Jaewoong Jeong is currently pursuing the B.S. degrees in the School of Computer Science
and Engineering at Kyungpook National University, Daegu, Republic of Korea. His research
interests include computer architecture, cryptographic hardware, and hardware design.
Tae Hee Lee received his B.S. degree in control and measurement engineering from Changwon
National University, Gyeongsangnam-do, Republic of Korea, in 2003, and his M.S., and
Ph.D. degrees in electrical engineering from Kyungpook National University, Daegu,
Republic of Korea, in 2012 and 2019, respectively. He worked as a researcher at PHA,
Daegu, Republic of Korea, from 2003 to 2008, and has been the Director of the Testing
and Evaluation Division at the Korea Intelligent Automotive Parts Promotion Institute
(KIAPI), Daegu, Republic of Korea, since 2008. His current research interests include
autonomous driving and electric vehicle evaluation and certification.
Do Hoon Lee received his M.S. degree in mechanical engineering from Kyungpook National
University, Daegu, Republic of Korea, in 2024. He has been with the Korea Intelligent
Automotive Parts Promotion Institute (KIAPI), Daegu, Republic of Korea, since 2015,
where he is engaged in real-vehicle testing and performance evaluation of autonomous
driving and advanced driver-assistance systems (ADAS).
Tae-Hyoung Kim received his B.S., M.S., and Ph.D. degrees in electrical engineering
from Kyungsung University, Busan, Republic of Korea, in 2003, 2005, and 2009, respectively.

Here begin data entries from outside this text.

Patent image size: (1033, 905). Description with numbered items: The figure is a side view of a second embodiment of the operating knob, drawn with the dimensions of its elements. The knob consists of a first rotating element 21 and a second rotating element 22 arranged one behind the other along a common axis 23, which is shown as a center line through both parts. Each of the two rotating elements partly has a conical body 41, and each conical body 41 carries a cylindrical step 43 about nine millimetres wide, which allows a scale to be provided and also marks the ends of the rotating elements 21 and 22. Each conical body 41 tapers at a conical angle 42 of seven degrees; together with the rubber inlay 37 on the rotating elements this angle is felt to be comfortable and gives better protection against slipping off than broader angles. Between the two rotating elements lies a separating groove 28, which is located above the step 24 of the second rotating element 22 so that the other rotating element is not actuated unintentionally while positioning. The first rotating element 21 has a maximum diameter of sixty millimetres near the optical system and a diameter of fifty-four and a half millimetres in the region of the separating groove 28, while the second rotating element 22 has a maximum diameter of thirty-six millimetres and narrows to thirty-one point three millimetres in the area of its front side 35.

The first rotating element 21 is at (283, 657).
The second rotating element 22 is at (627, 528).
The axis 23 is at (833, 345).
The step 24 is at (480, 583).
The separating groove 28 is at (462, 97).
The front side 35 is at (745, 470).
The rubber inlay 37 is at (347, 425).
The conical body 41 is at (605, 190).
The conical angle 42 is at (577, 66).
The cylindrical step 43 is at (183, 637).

He worked a Principal researcher of Future Vehicle Research Team at Daegu Mechatronics
& Materials Institute, from 2010 to 2022. He has been with Korea Intelligent Automotive
Parts Promotion Institute (KIAPI), Daegu, Republic of Korea, as a General Manager
in the Autonomous Driving Evaluation Department since 2023. His current research interests
are autonomous mobility system control and evaluation.

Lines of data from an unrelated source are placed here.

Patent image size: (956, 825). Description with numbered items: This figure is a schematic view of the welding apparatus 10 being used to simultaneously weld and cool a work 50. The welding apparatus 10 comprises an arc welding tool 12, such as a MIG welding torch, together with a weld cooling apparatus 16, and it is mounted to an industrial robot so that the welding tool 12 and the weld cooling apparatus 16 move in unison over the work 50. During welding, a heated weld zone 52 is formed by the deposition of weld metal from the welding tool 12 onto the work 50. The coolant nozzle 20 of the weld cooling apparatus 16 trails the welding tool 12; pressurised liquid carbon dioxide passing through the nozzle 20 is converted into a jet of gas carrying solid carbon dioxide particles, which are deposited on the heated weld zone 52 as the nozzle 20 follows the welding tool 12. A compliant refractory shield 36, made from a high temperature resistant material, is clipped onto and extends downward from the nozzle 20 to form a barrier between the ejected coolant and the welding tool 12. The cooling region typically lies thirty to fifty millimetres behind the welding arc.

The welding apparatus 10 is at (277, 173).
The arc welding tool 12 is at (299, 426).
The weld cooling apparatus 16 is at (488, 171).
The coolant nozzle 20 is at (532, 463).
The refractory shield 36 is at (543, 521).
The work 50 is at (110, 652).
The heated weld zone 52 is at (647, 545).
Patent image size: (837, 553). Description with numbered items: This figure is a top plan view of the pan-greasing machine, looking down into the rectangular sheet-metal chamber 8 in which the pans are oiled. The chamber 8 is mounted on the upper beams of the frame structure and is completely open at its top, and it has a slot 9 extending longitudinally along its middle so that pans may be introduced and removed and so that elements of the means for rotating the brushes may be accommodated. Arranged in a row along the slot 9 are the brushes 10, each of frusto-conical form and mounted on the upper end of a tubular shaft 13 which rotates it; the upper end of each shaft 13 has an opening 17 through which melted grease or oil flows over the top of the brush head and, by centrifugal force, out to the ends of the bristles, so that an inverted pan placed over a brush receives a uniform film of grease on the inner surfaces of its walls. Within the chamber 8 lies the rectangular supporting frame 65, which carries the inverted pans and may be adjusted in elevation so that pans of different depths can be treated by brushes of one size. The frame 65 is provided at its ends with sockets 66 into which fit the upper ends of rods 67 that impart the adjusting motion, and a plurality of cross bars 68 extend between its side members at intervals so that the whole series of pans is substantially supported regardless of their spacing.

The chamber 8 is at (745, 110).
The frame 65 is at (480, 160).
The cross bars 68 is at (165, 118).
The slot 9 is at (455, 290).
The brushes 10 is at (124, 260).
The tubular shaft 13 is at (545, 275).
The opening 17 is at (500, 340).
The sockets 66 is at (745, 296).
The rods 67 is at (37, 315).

Yongtae Kim received his B.S. and M.S. degrees in electrical engineering from the
Korea University, Seoul, Republic of Korea, in 2007 and 2009, respectively, and a
Ph.D. degree from the Department of Electrical and Computer Engineering from the Texas
A&M University, College Station, TX, in 2013. From 2013 to 2018, he was a software
engineer with Intel Corporation, Santa Clara, CA. Since 2018, he has been with the
School of Computer Science and Engineering at Kyungpook National University, Daegu,
Republic of Korea, where he is currently an Associate Professor. His research interests
are in energy-efficient integrated circuits and systems, particularly, neuromorphic
computing, approximate computing, quantum computing, and new memory devices and architecture.